夜色之下楚王府镜花水月之地。
楚长情与那足不出户的云老对坐在那别有雅致的亭子之中,月色之下饶是一袭素衣也无法遮盖其绝美的脸庞,只是眼下面露一丝愁容一对柳眉微微皱起。
云老放下手中那杆已经被盘出了包浆的老古董甩甩袖子道:“明日启程?”
楚长情没有言语只是轻轻的点了点头。
云老破天荒的从那石凳子之上站了起来负手而立抬起头来望了一眼天边的明月道:“药王谷,那可不是你们这些军伍之人可以涉足的地界,想必此番前去定然不会顺利。”
楚长情面色依旧如常道:“无论如何都要去!”
云老摇摇头一笑面露几分少见的沧桑之色道:“你姐弟二人这股子脾气还真是像极了你爹,此番一路万里最快也得三日才可到达,而且以你的身份前去求药定会吃一番苦头。”

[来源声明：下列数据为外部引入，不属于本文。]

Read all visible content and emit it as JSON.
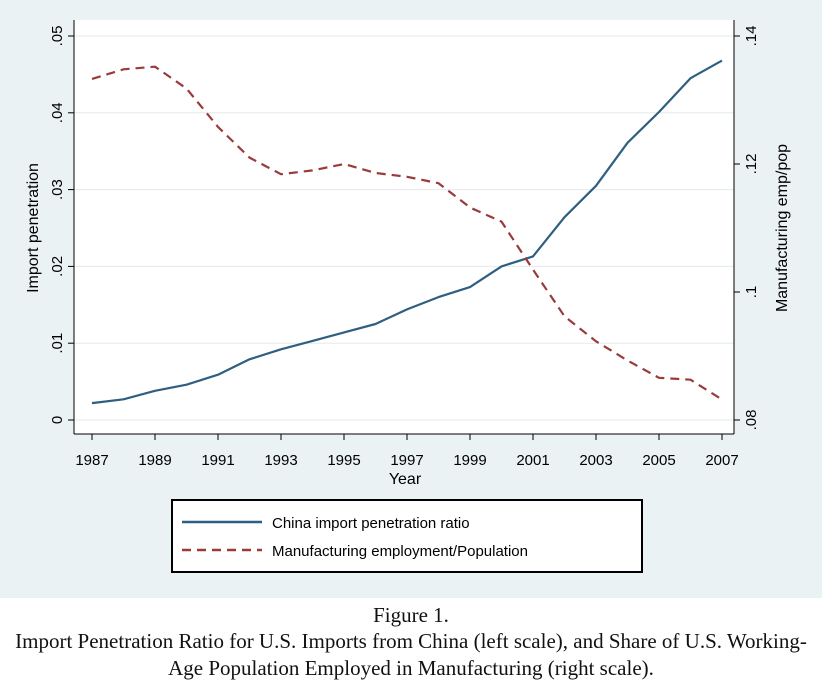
{
  "chart_data": {
    "type": "line",
    "xlabel": "Year",
    "ylabel_left": "Import penetration",
    "ylabel_right": "Manufacturing emp/pop",
    "x": [
      1987,
      1988,
      1989,
      1990,
      1991,
      1992,
      1993,
      1994,
      1995,
      1996,
      1997,
      1998,
      1999,
      2000,
      2001,
      2002,
      2003,
      2004,
      2005,
      2006,
      2007
    ],
    "x_ticks": [
      "1987",
      "1989",
      "1991",
      "1993",
      "1995",
      "1997",
      "1999",
      "2001",
      "2003",
      "2005",
      "2007"
    ],
    "ylim_left": [
      0,
      0.05
    ],
    "y_ticks_left": [
      ".05",
      ".04",
      ".03",
      ".02",
      ".01",
      "0"
    ],
    "ylim_right": [
      0.08,
      0.14
    ],
    "y_ticks_right": [
      ".14",
      ".12",
      ".1",
      ".08"
    ],
    "grid": "horizontal",
    "legend_position": "bottom",
    "series": [
      {
        "name": "China import penetration ratio",
        "axis": "left",
        "color": "#2f5f80",
        "style": "solid",
        "values": [
          0.0022,
          0.0027,
          0.0038,
          0.0046,
          0.0059,
          0.0079,
          0.0092,
          0.0103,
          0.0114,
          0.0125,
          0.0144,
          0.016,
          0.0173,
          0.02,
          0.0213,
          0.0264,
          0.0305,
          0.0361,
          0.0401,
          0.0445,
          0.0468
        ]
      },
      {
        "name": "Manufacturing employment/Population",
        "axis": "right",
        "color": "#9b3a3a",
        "style": "dashed",
        "values": [
          0.1333,
          0.1348,
          0.1352,
          0.1318,
          0.1258,
          0.121,
          0.1184,
          0.119,
          0.12,
          0.1186,
          0.118,
          0.117,
          0.1132,
          0.111,
          0.1035,
          0.0962,
          0.0923,
          0.0893,
          0.0866,
          0.0863,
          0.0832
        ]
      }
    ]
  },
  "caption": {
    "figure_number": "Figure 1.",
    "title": "Import Penetration Ratio for U.S. Imports from China (left scale), and Share of U.S. Working-Age Population Employed in Manufacturing (right scale)."
  }
}
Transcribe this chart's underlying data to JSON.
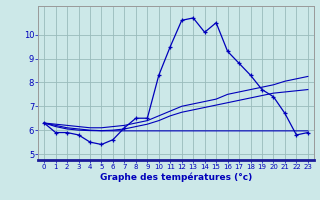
{
  "xlabel": "Graphe des températures (°c)",
  "bg_color": "#cce8e8",
  "line_color": "#0000bb",
  "grid_color": "#99bbbb",
  "hours": [
    0,
    1,
    2,
    3,
    4,
    5,
    6,
    7,
    8,
    9,
    10,
    11,
    12,
    13,
    14,
    15,
    16,
    17,
    18,
    19,
    20,
    21,
    22,
    23
  ],
  "temp_main": [
    6.3,
    5.9,
    5.9,
    5.8,
    5.5,
    5.4,
    5.6,
    6.1,
    6.5,
    6.5,
    8.3,
    9.5,
    10.6,
    10.7,
    10.1,
    10.5,
    9.3,
    8.8,
    8.3,
    7.7,
    7.4,
    6.7,
    5.8,
    5.9
  ],
  "temp_line_top": [
    6.3,
    6.25,
    6.2,
    6.15,
    6.1,
    6.1,
    6.15,
    6.2,
    6.3,
    6.4,
    6.6,
    6.8,
    7.0,
    7.1,
    7.2,
    7.3,
    7.5,
    7.6,
    7.7,
    7.8,
    7.9,
    8.05,
    8.15,
    8.25
  ],
  "temp_line_mid": [
    6.3,
    6.2,
    6.1,
    6.05,
    6.0,
    5.98,
    6.0,
    6.05,
    6.15,
    6.25,
    6.4,
    6.6,
    6.75,
    6.85,
    6.95,
    7.05,
    7.15,
    7.25,
    7.35,
    7.45,
    7.55,
    7.6,
    7.65,
    7.7
  ],
  "temp_flat": [
    6.3,
    6.15,
    6.05,
    6.0,
    5.98,
    5.97,
    5.97,
    5.97,
    5.97,
    5.97,
    5.97,
    5.97,
    5.97,
    5.97,
    5.97,
    5.97,
    5.97,
    5.97,
    5.97,
    5.97,
    5.97,
    5.97,
    5.97,
    5.97
  ],
  "ylim": [
    4.75,
    11.2
  ],
  "yticks": [
    5,
    6,
    7,
    8,
    9,
    10
  ],
  "xlim": [
    -0.5,
    23.5
  ],
  "xticks": [
    0,
    1,
    2,
    3,
    4,
    5,
    6,
    7,
    8,
    9,
    10,
    11,
    12,
    13,
    14,
    15,
    16,
    17,
    18,
    19,
    20,
    21,
    22,
    23
  ]
}
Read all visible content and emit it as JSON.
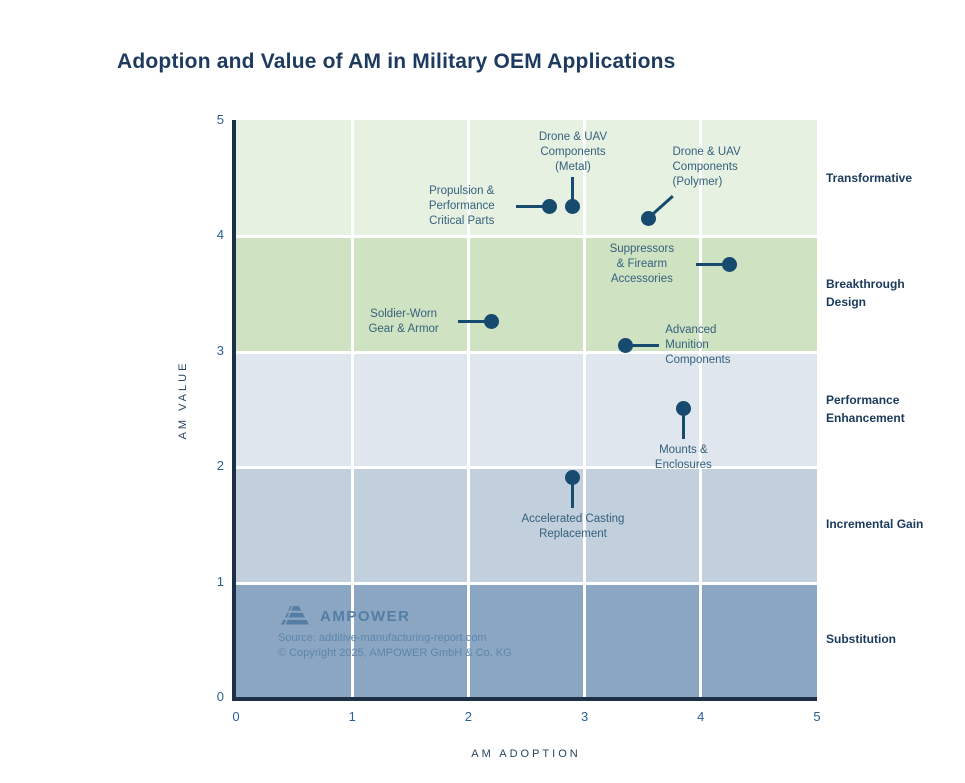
{
  "title": "Adoption and Value of AM in Military OEM Applications",
  "palette": {
    "dot": "#164a6e",
    "point_label": "#35607d",
    "tick": "#2b6095",
    "axis_line": "#1e3048",
    "band_label": "#1a3a5c",
    "title": "#1d3a5f",
    "watermark_text": "#5d86ac",
    "grid": "#ffffff"
  },
  "chart_data": {
    "type": "scatter",
    "title": "Adoption and Value of AM in Military OEM Applications",
    "xlabel": "AM ADOPTION",
    "ylabel": "AM VALUE",
    "xlim": [
      0,
      5
    ],
    "ylim": [
      0,
      5
    ],
    "xticks": [
      0,
      1,
      2,
      3,
      4,
      5
    ],
    "yticks": [
      0,
      1,
      2,
      3,
      4,
      5
    ],
    "grid": "white vertical gridlines at integer x, white separators between bands",
    "bands": [
      {
        "label": "Transformative",
        "from": 4,
        "to": 5,
        "color": "#e7f1e2"
      },
      {
        "label": "Breakthrough Design",
        "from": 3,
        "to": 4,
        "color": "#cfe3c2"
      },
      {
        "label": "Performance Enhancement",
        "from": 2,
        "to": 3,
        "color": "#dfe6ee"
      },
      {
        "label": "Incremental Gain",
        "from": 1,
        "to": 2,
        "color": "#c2d0de"
      },
      {
        "label": "Substitution",
        "from": 0,
        "to": 1,
        "color": "#8aa6c2"
      }
    ],
    "points": [
      {
        "label": "Propulsion &\nPerformance\nCritical Parts",
        "x": 2.7,
        "y": 4.25,
        "label_pos": "left"
      },
      {
        "label": "Drone & UAV\nComponents\n(Metal)",
        "x": 2.9,
        "y": 4.25,
        "label_pos": "above"
      },
      {
        "label": "Drone & UAV\nComponents\n(Polymer)",
        "x": 3.55,
        "y": 4.15,
        "label_pos": "above-right"
      },
      {
        "label": "Suppressors\n& Firearm\nAccessories",
        "x": 4.25,
        "y": 3.75,
        "label_pos": "left"
      },
      {
        "label": "Soldier-Worn\nGear & Armor",
        "x": 2.2,
        "y": 3.25,
        "label_pos": "left"
      },
      {
        "label": "Advanced\nMunition\nComponents",
        "x": 3.35,
        "y": 3.05,
        "label_pos": "right"
      },
      {
        "label": "Mounts &\nEnclosures",
        "x": 3.85,
        "y": 2.5,
        "label_pos": "below"
      },
      {
        "label": "Accelerated Casting\nReplacement",
        "x": 2.9,
        "y": 1.9,
        "label_pos": "below"
      }
    ],
    "legend_position": "right-of-plot band labels"
  },
  "watermark": {
    "brand": "AMPOWER",
    "source": "Source: additive-manufacturing-report.com",
    "copyright": "© Copyright 2025, AMPOWER GmbH & Co. KG"
  }
}
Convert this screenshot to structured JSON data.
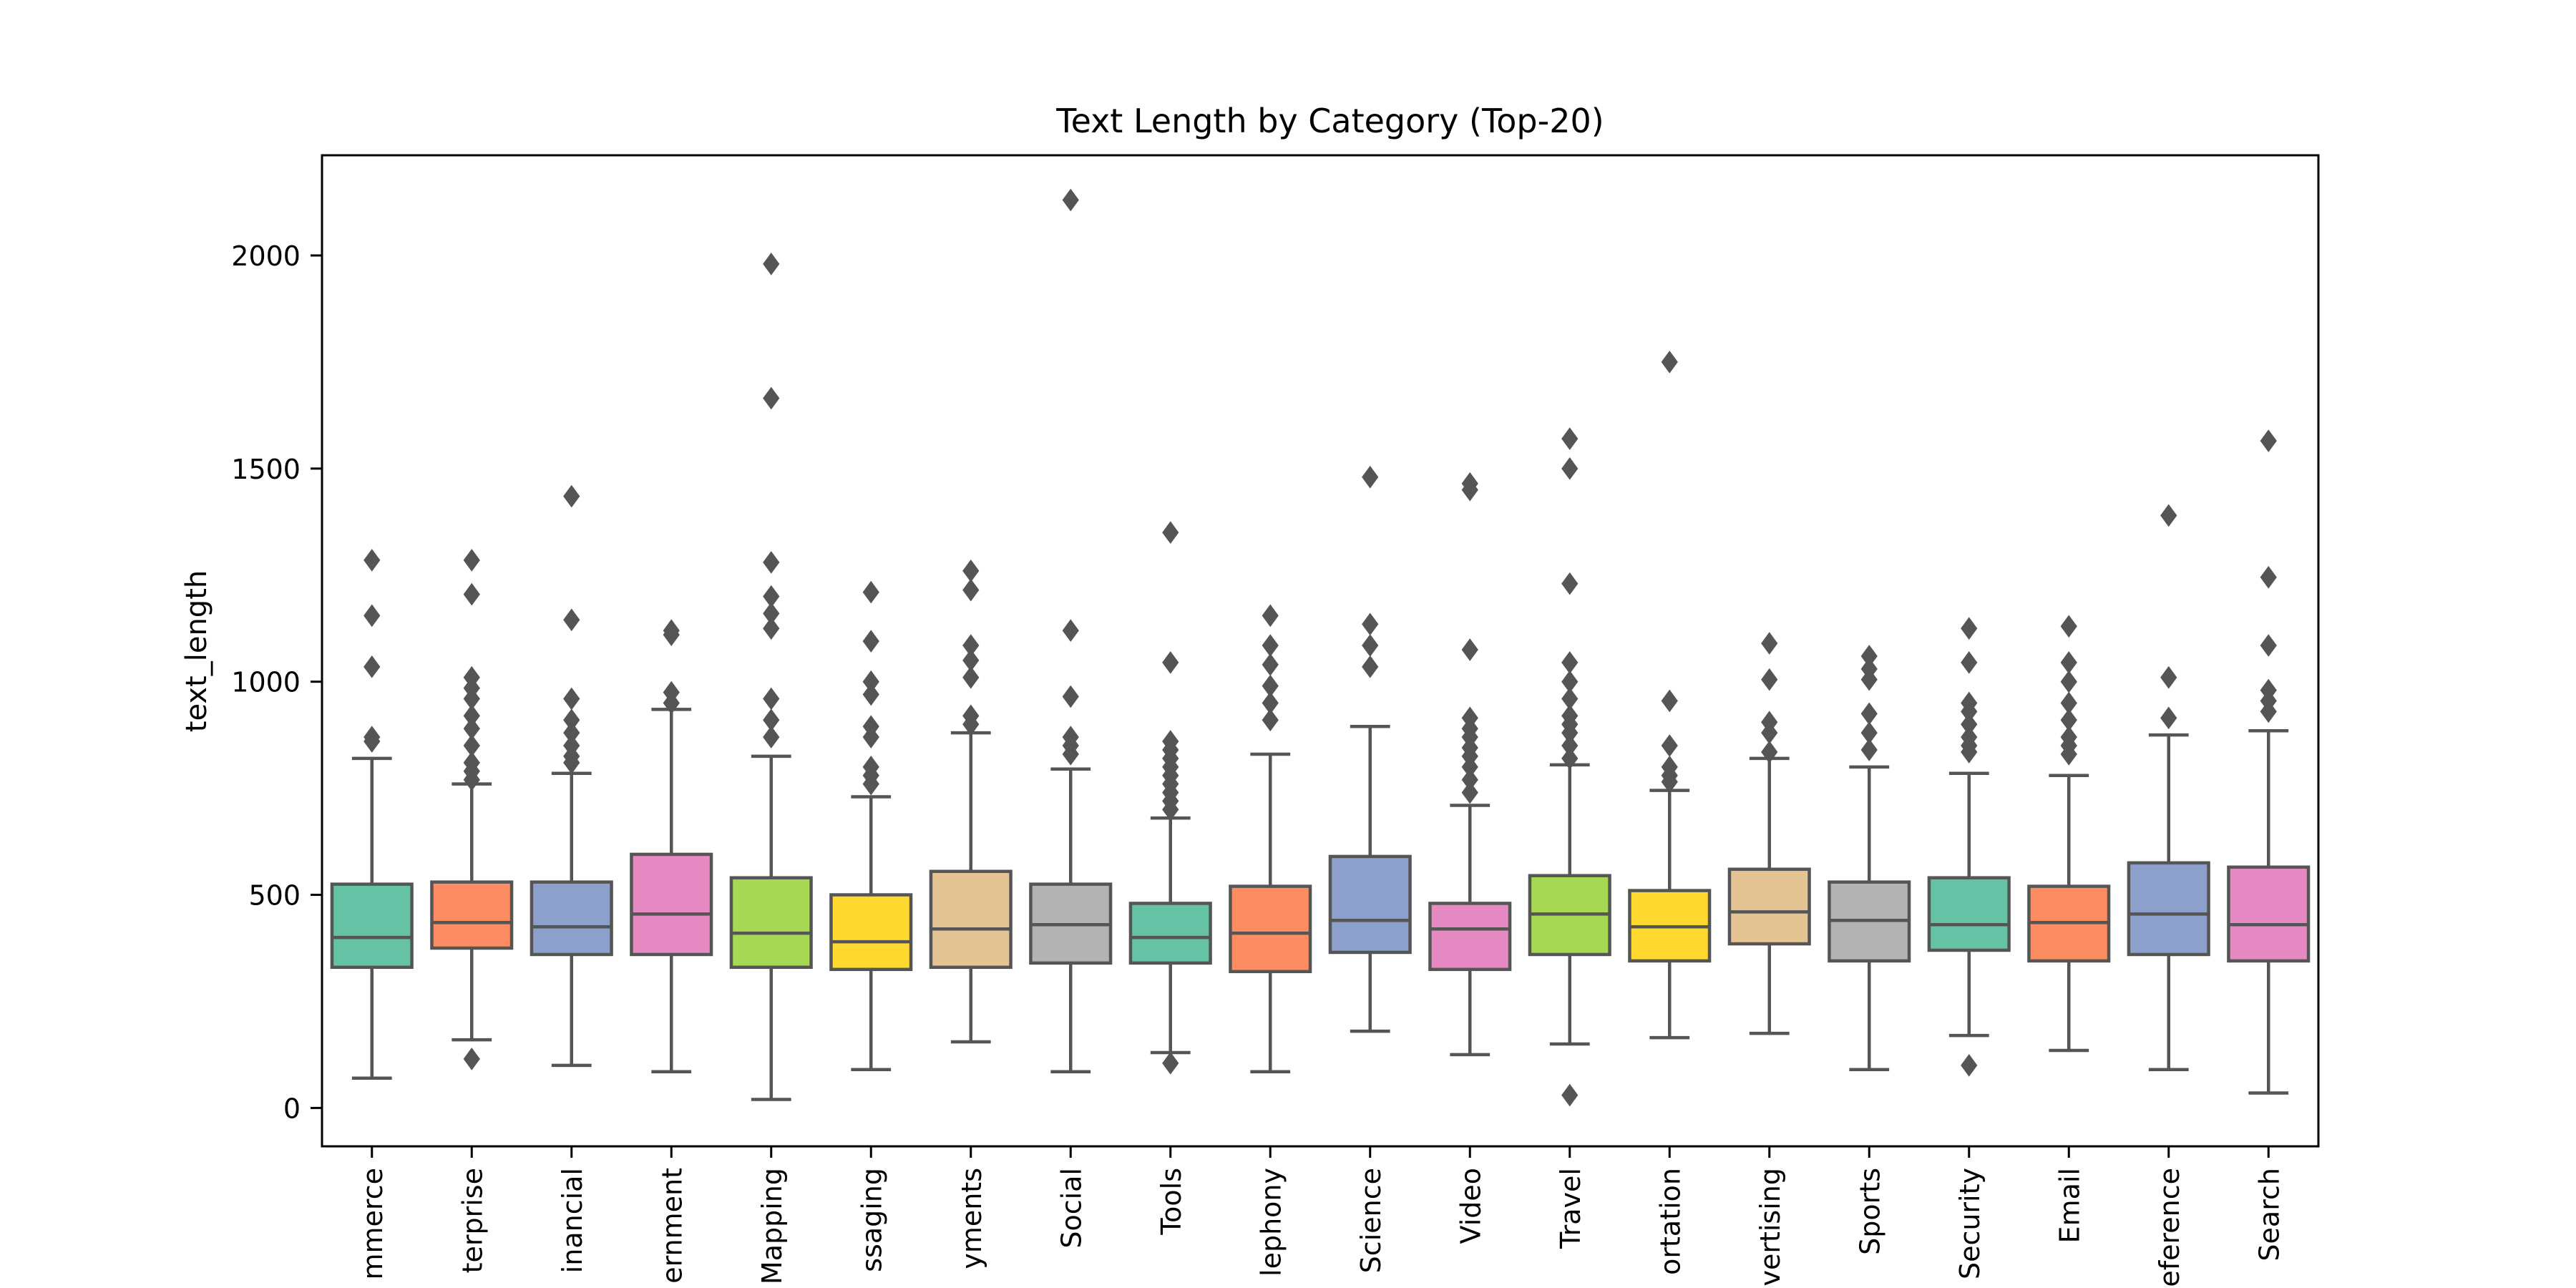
{
  "chart_data": {
    "type": "box",
    "title": "Text Length by Category (Top-20)",
    "xlabel": "",
    "ylabel": "text_length",
    "ylim": [
      -90,
      2235
    ],
    "yticks": [
      0,
      500,
      1000,
      1500,
      2000
    ],
    "grid": false,
    "legend": "none",
    "categories": [
      "mmerce",
      "terprise",
      "inancial",
      "ernment",
      "Mapping",
      "ssaging",
      "yments",
      "Social",
      "Tools",
      "lephony",
      "Science",
      "Video",
      "Travel",
      "ortation",
      "vertising",
      "Sports",
      "Security",
      "Email",
      "eference",
      "Search"
    ],
    "colors": [
      "#66c2a5",
      "#fc8d62",
      "#8da0cb",
      "#e78ac3",
      "#a6d854",
      "#ffd92f",
      "#e5c494",
      "#b3b3b3",
      "#66c2a5",
      "#fc8d62",
      "#8da0cb",
      "#e78ac3",
      "#a6d854",
      "#ffd92f",
      "#e5c494",
      "#b3b3b3",
      "#66c2a5",
      "#fc8d62",
      "#8da0cb",
      "#e78ac3"
    ],
    "boxes": [
      {
        "whisker_low": 70,
        "q1": 330,
        "median": 400,
        "q3": 525,
        "whisker_high": 820,
        "outliers": [
          860,
          870,
          1035,
          1155,
          1285
        ]
      },
      {
        "whisker_low": 160,
        "q1": 375,
        "median": 435,
        "q3": 530,
        "whisker_high": 760,
        "outliers": [
          115,
          770,
          790,
          810,
          850,
          890,
          920,
          960,
          985,
          1010,
          1205,
          1285
        ]
      },
      {
        "whisker_low": 100,
        "q1": 360,
        "median": 425,
        "q3": 530,
        "whisker_high": 785,
        "outliers": [
          810,
          825,
          850,
          880,
          910,
          960,
          1145,
          1435
        ]
      },
      {
        "whisker_low": 85,
        "q1": 360,
        "median": 455,
        "q3": 595,
        "whisker_high": 935,
        "outliers": [
          950,
          975,
          1110,
          1120
        ]
      },
      {
        "whisker_low": 20,
        "q1": 330,
        "median": 410,
        "q3": 540,
        "whisker_high": 825,
        "outliers": [
          870,
          910,
          960,
          1125,
          1160,
          1200,
          1280,
          1665,
          1980
        ]
      },
      {
        "whisker_low": 90,
        "q1": 325,
        "median": 390,
        "q3": 500,
        "whisker_high": 730,
        "outliers": [
          760,
          780,
          800,
          870,
          895,
          970,
          1000,
          1095,
          1210
        ]
      },
      {
        "whisker_low": 155,
        "q1": 330,
        "median": 420,
        "q3": 555,
        "whisker_high": 880,
        "outliers": [
          900,
          920,
          1010,
          1050,
          1085,
          1215,
          1260
        ]
      },
      {
        "whisker_low": 85,
        "q1": 340,
        "median": 430,
        "q3": 525,
        "whisker_high": 795,
        "outliers": [
          830,
          850,
          870,
          965,
          1120,
          2130
        ]
      },
      {
        "whisker_low": 130,
        "q1": 340,
        "median": 400,
        "q3": 480,
        "whisker_high": 680,
        "outliers": [
          105,
          700,
          720,
          740,
          760,
          780,
          800,
          820,
          840,
          860,
          1045,
          1350
        ]
      },
      {
        "whisker_low": 85,
        "q1": 320,
        "median": 410,
        "q3": 520,
        "whisker_high": 830,
        "outliers": [
          910,
          950,
          990,
          1040,
          1085,
          1155
        ]
      },
      {
        "whisker_low": 180,
        "q1": 365,
        "median": 440,
        "q3": 590,
        "whisker_high": 895,
        "outliers": [
          1035,
          1085,
          1135,
          1480
        ]
      },
      {
        "whisker_low": 125,
        "q1": 325,
        "median": 420,
        "q3": 480,
        "whisker_high": 710,
        "outliers": [
          740,
          770,
          800,
          825,
          845,
          870,
          890,
          915,
          1075,
          1450,
          1465
        ]
      },
      {
        "whisker_low": 150,
        "q1": 360,
        "median": 455,
        "q3": 545,
        "whisker_high": 805,
        "outliers": [
          30,
          820,
          850,
          880,
          900,
          920,
          960,
          1000,
          1045,
          1230,
          1500,
          1570
        ]
      },
      {
        "whisker_low": 165,
        "q1": 345,
        "median": 425,
        "q3": 510,
        "whisker_high": 745,
        "outliers": [
          765,
          780,
          800,
          850,
          955,
          1750
        ]
      },
      {
        "whisker_low": 175,
        "q1": 385,
        "median": 460,
        "q3": 560,
        "whisker_high": 820,
        "outliers": [
          835,
          880,
          905,
          1005,
          1090
        ]
      },
      {
        "whisker_low": 90,
        "q1": 345,
        "median": 440,
        "q3": 530,
        "whisker_high": 800,
        "outliers": [
          840,
          880,
          925,
          1005,
          1030,
          1060
        ]
      },
      {
        "whisker_low": 170,
        "q1": 370,
        "median": 430,
        "q3": 540,
        "whisker_high": 785,
        "outliers": [
          100,
          835,
          850,
          870,
          900,
          930,
          950,
          1045,
          1125
        ]
      },
      {
        "whisker_low": 135,
        "q1": 345,
        "median": 435,
        "q3": 520,
        "whisker_high": 780,
        "outliers": [
          830,
          850,
          870,
          910,
          950,
          1000,
          1045,
          1130
        ]
      },
      {
        "whisker_low": 90,
        "q1": 360,
        "median": 455,
        "q3": 575,
        "whisker_high": 875,
        "outliers": [
          915,
          1010,
          1390
        ]
      },
      {
        "whisker_low": 35,
        "q1": 345,
        "median": 430,
        "q3": 565,
        "whisker_high": 885,
        "outliers": [
          930,
          955,
          980,
          1085,
          1245,
          1565
        ]
      }
    ]
  }
}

楚长情不置可否的点了点头道:“十三年来江湖中人恨不得我楚家灭门,可又有哪一个如愿?此番前去不得药誓不归!”
云老苦笑一声道:“堂堂南晋王,曾马踏半边江湖以一己之力灭了整个南蛮三十万虎狼大军收复南晋五州守卫南边十余年,固大梁江山长存,朝堂之上敢于皇帝公然叫板,江湖之中更是让人闻风丧胆,三大国中有哪一个不知道他楚清风威名?!
可就是如此英武之人,无论是在朝堂之上亦或者是江湖之中都是个背负着千古骂名的‘南蛮子’,这老天还真是会捉弄人啊。”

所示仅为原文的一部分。